How payment platform Afterpay is rallying social shopaholics to grow its network among SMEs
Wednesday, August 31, 2016/
Instalment payment platform Afterpay has rallied an army of passionate customers in its efforts to get its technology into more retail stores across Australia.
The company allows shoppers to use an Afterpay account to purchase items from Australian online and bricks-and-mortar retailers and pay for their shopping in instalments. It listed on the Australian Securities Exchange in May and since then the share price is up 112%.
In a message to its user base last week, the brand asked its fans to get to work and lobby their favourite businesses to take up the product.
In the days since, users have been targeting major shopping centres, department stores and brands like Mecca, Peter Alexander, Bardot, Bras N Things and Sephora via social media, using the hashtag #afterpayit.
Afterpay co-founder Nick Molnar told SmartCompany the brand is chasing the momentum that comes with their enthusiastic shopper base.
“We have a portfolio of strong brands already, including a lot of small businesses,” he says.
“Our customers are our biggest advocates and they’re really passionate about our brand.”
The move to leverage the existing customer base comes off a period of rapid expansion for Afterpay; with 30,000 customers using it in December last year, the brand now claims it has access to 140,000 shoppers.
Businesses sign up to use the service and pay a commission to the platform for sales made using its technology. Afterpay pays companies outright for their products, then collects instalments from shoppers over a four to six-week period, meaning the risk of failed payments is assumed by Afterpay.
Why retailers are jumping on board
A number of fashion and lifestyle brands have been early adopters, including General Pants Co, Cue, Marcs and Black Milk. Global customer service manager for Black Milk Clothing, Emma Jacobson, says the company signed on to reach a group of customers who were shut out of the brand’s iconic “one time only” product sales.
“We have things like ‘Funtimes Friday’ here where we’ll announce we’re selling a product just for the weekend,” she says. “A lot of people would say ‘I wish I had it longer, it’s not my payday this week!’ This is really a saving grace for them,” she told SmartCompany.
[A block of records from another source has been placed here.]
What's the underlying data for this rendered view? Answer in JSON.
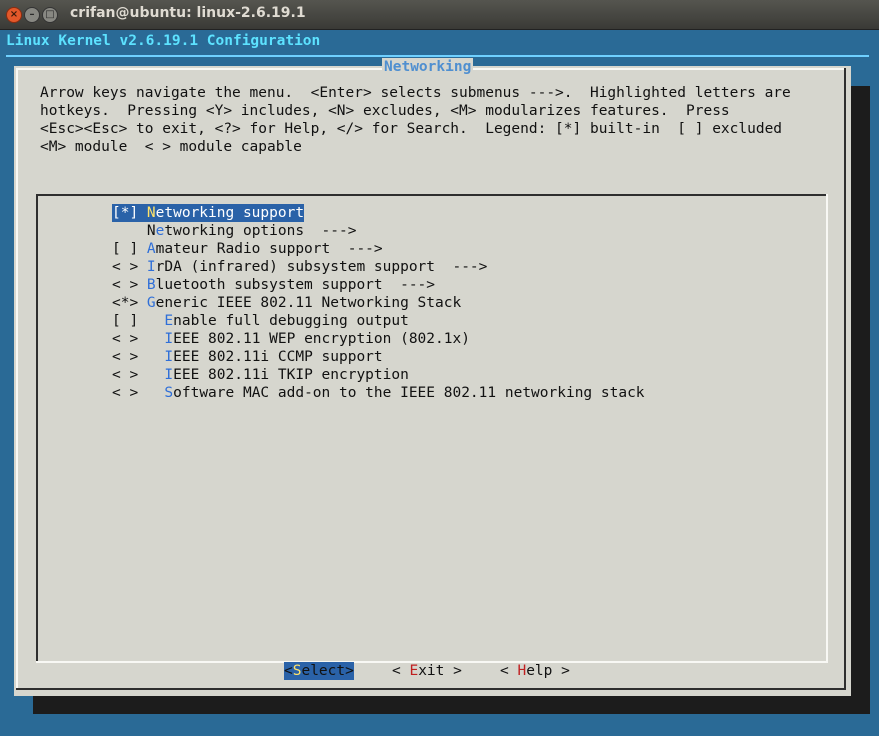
{
  "window": {
    "title": "crifan@ubuntu: linux-2.6.19.1"
  },
  "backtitle": "Linux Kernel v2.6.19.1 Configuration",
  "dialog": {
    "title": "Networking",
    "help_lines": [
      "Arrow keys navigate the menu.  <Enter> selects submenus --->.  Highlighted letters are",
      "hotkeys.  Pressing <Y> includes, <N> excludes, <M> modularizes features.  Press",
      "<Esc><Esc> to exit, <?> for Help, </> for Search.  Legend: [*] built-in  [ ] excluded",
      "<M> module  < > module capable"
    ],
    "menu_items": [
      {
        "prefix": "[*] ",
        "hotkey": "N",
        "rest": "etworking support",
        "selected": true
      },
      {
        "prefix": "    N",
        "hotkey": "e",
        "rest": "tworking options  --->",
        "selected": false
      },
      {
        "prefix": "[ ] ",
        "hotkey": "A",
        "rest": "mateur Radio support  --->",
        "selected": false
      },
      {
        "prefix": "< > ",
        "hotkey": "I",
        "rest": "rDA (infrared) subsystem support  --->",
        "selected": false
      },
      {
        "prefix": "< > ",
        "hotkey": "B",
        "rest": "luetooth subsystem support  --->",
        "selected": false
      },
      {
        "prefix": "<*> ",
        "hotkey": "G",
        "rest": "eneric IEEE 802.11 Networking Stack",
        "selected": false
      },
      {
        "prefix": "[ ]   ",
        "hotkey": "E",
        "rest": "nable full debugging output",
        "selected": false
      },
      {
        "prefix": "< >   ",
        "hotkey": "I",
        "rest": "EEE 802.11 WEP encryption (802.1x)",
        "selected": false
      },
      {
        "prefix": "< >   ",
        "hotkey": "I",
        "rest": "EEE 802.11i CCMP support",
        "selected": false
      },
      {
        "prefix": "< >   ",
        "hotkey": "I",
        "rest": "EEE 802.11i TKIP encryption",
        "selected": false
      },
      {
        "prefix": "< >   ",
        "hotkey": "S",
        "rest": "oftware MAC add-on to the IEEE 802.11 networking stack",
        "selected": false
      }
    ],
    "buttons": {
      "select": {
        "pre": "<",
        "hotkey": "S",
        "post": "elect>"
      },
      "exit": {
        "pre": "< ",
        "hotkey": "E",
        "post": "xit >"
      },
      "help": {
        "pre": "< ",
        "hotkey": "H",
        "post": "elp >"
      }
    }
  }
}
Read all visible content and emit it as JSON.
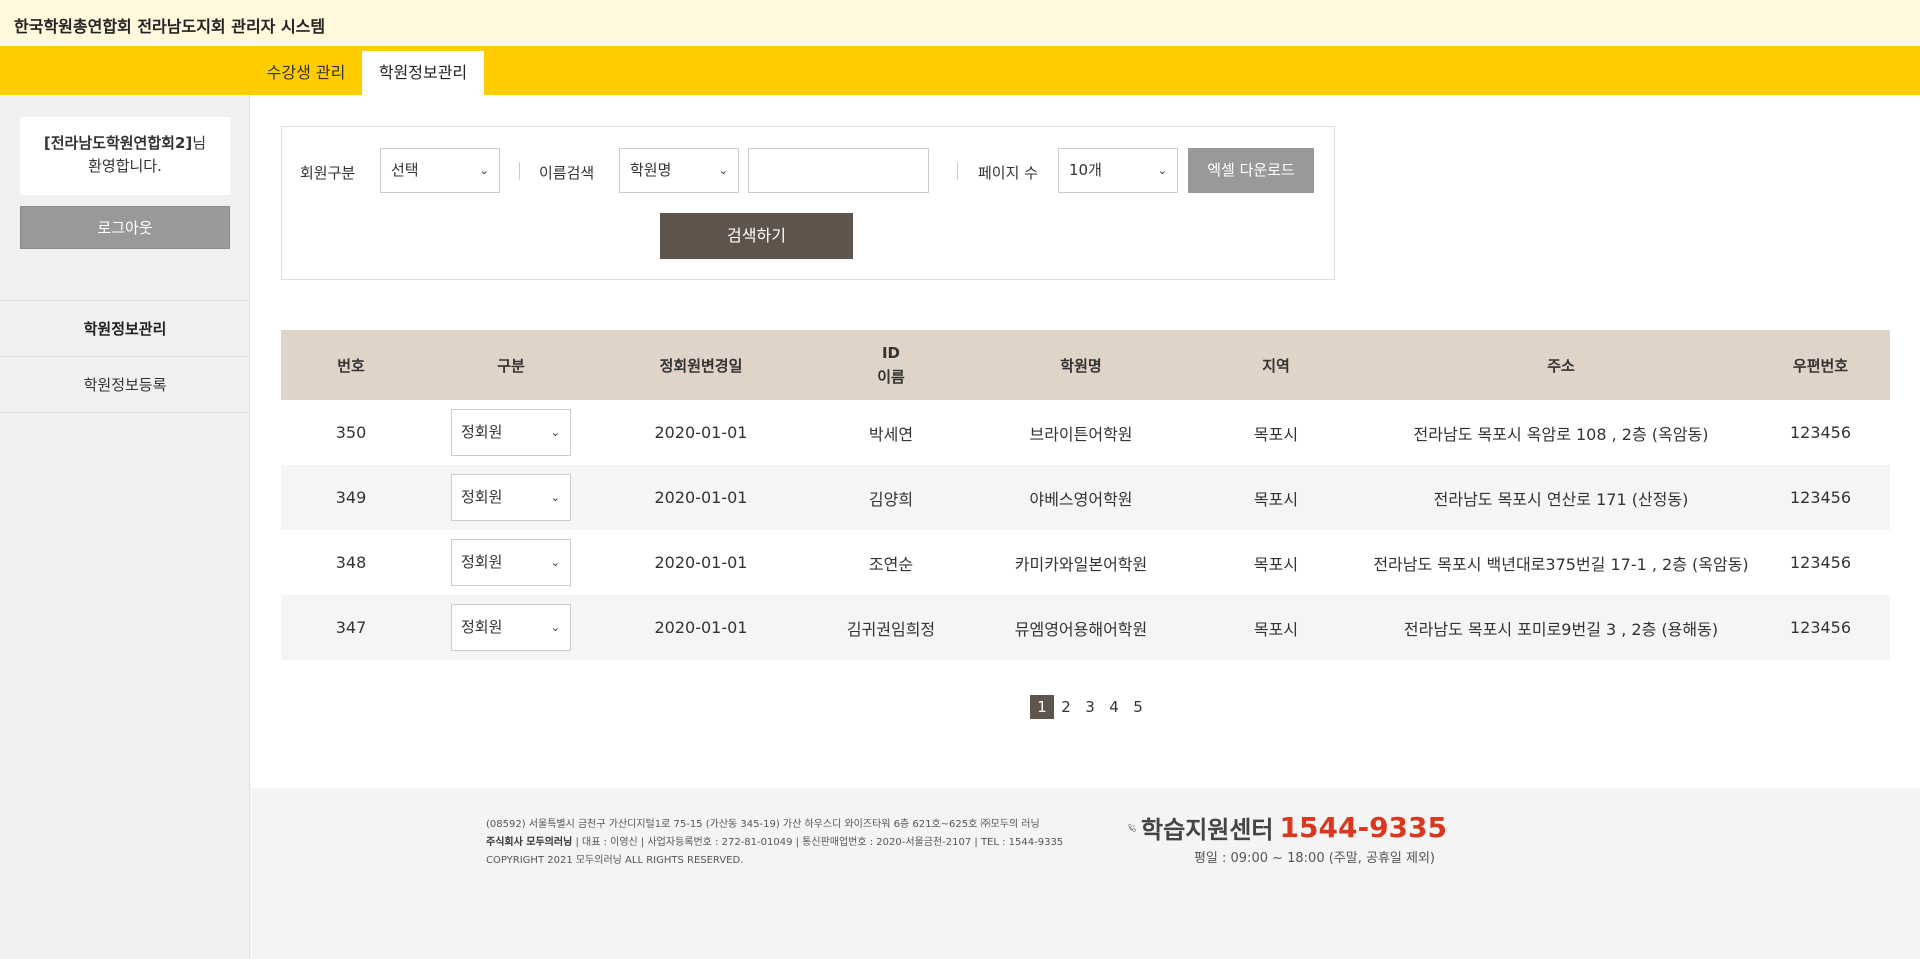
{
  "header": {
    "title": "한국학원총연합회 전라남도지회 관리자 시스템"
  },
  "nav": {
    "tabs": [
      {
        "label": "수강생 관리"
      },
      {
        "label": "학원정보관리"
      }
    ]
  },
  "sidebar": {
    "welcome_name": "[전라남도학원연합회2]",
    "welcome_suffix": "님",
    "welcome_line2": "환영합니다.",
    "logout_label": "로그아웃",
    "menu": [
      {
        "label": "학원정보관리"
      },
      {
        "label": "학원정보등록"
      }
    ]
  },
  "search": {
    "member_type_label": "회원구분",
    "member_type_value": "선택",
    "name_search_label": "이름검색",
    "name_search_value": "학원명",
    "keyword_value": "",
    "page_size_label": "페이지 수",
    "page_size_value": "10개",
    "excel_label": "엑셀 다운로드",
    "search_label": "검색하기"
  },
  "table": {
    "headers": {
      "no": "번호",
      "type": "구분",
      "date": "정회원변경일",
      "id": "ID",
      "name": "이름",
      "academy": "학원명",
      "region": "지역",
      "address": "주소",
      "zip": "우편번호"
    },
    "rows": [
      {
        "no": "350",
        "type": "정회원",
        "date": "2020-01-01",
        "person": "박세연",
        "academy": "브라이튼어학원",
        "region": "목포시",
        "address": "전라남도 목포시 옥암로 108 , 2층 (옥암동)",
        "zip": "123456"
      },
      {
        "no": "349",
        "type": "정회원",
        "date": "2020-01-01",
        "person": "김양희",
        "academy": "야베스영어학원",
        "region": "목포시",
        "address": "전라남도 목포시 연산로 171 (산정동)",
        "zip": "123456"
      },
      {
        "no": "348",
        "type": "정회원",
        "date": "2020-01-01",
        "person": "조연순",
        "academy": "카미카와일본어학원",
        "region": "목포시",
        "address": "전라남도 목포시 백년대로375번길 17-1 , 2층 (옥암동)",
        "zip": "123456"
      },
      {
        "no": "347",
        "type": "정회원",
        "date": "2020-01-01",
        "person": "김귀권임희정",
        "academy": "뮤엠영어용해어학원",
        "region": "목포시",
        "address": "전라남도 목포시 포미로9번길 3 , 2층 (용해동)",
        "zip": "123456"
      }
    ]
  },
  "pagination": {
    "pages": [
      "1",
      "2",
      "3",
      "4",
      "5"
    ],
    "current": "1"
  },
  "footer": {
    "line1": "(08592) 서울특별시 금천구 가산디지털1로 75-15 (가산동 345-19) 가산 하우스디 와이즈타워 6층 621호~625호 ㈜모두의 러닝",
    "company": "주식회사 모두의러닝",
    "line2": "  |  대표 : 이영신  |  사업자등록번호 : 272-81-01049  |  통신판매업번호 : 2020-서울금천-2107  |  TEL : 1544-9335",
    "line3": "COPYRIGHT 2021 모두의러닝 ALL RIGHTS RESERVED.",
    "center_name": "학습지원센터",
    "center_phone": "1544-9335",
    "center_hours": "평일 : 09:00 ~ 18:00 (주말, 공휴일 제외)"
  },
  "colors": {
    "accent": "#ffcc00",
    "topbar": "#fff8dc",
    "button_dark": "#5e544b",
    "header_row": "#e0d3c7",
    "phone": "#d9381e"
  }
}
In a world where traditional lay-by models seem to be falling out of favour with retailers – Target notably scrapped its six month lay-by policy at this year’s end of financial year toy sale – new payment platforms are being spruiked as an alternative.
“We know the average Afterpay sale is about 30% higher than for normal orders, so we see it driving sales,” says Jacobson.
Matchbox homewares is another retailer on board. “Our customers seem happy to have it, and for us we’ve actually seen a lot of new customers from it,” Matchbox e-commerce manager Annie Moon-Arkell told SmartCompany.
The platform is building itself as an alternative to payday lenders, although it does have late fees in place for not meeting payments. The Consumer Action Law Centre warned customers through a Fairfax report this month that even though the Afterpay product claims to be interest-free, users could still be liable for credit card interest with their card providers.
The callout to customers has inspired some frenzied responses as shoppers look towards retailers that offer limited time offers and lifestyle products. Many seem aware that the platform courts temptation. “Afterpay makes my online shopping even worse. SEPHORA needs after pay though,” said one shopper on Facebook.
Molnar says the social media engagement strategy is aiming at building a stronger portfolio of brands for Afterpay’s books.
“Customers like our product, because they know we’re genuinely in their favour,” he says.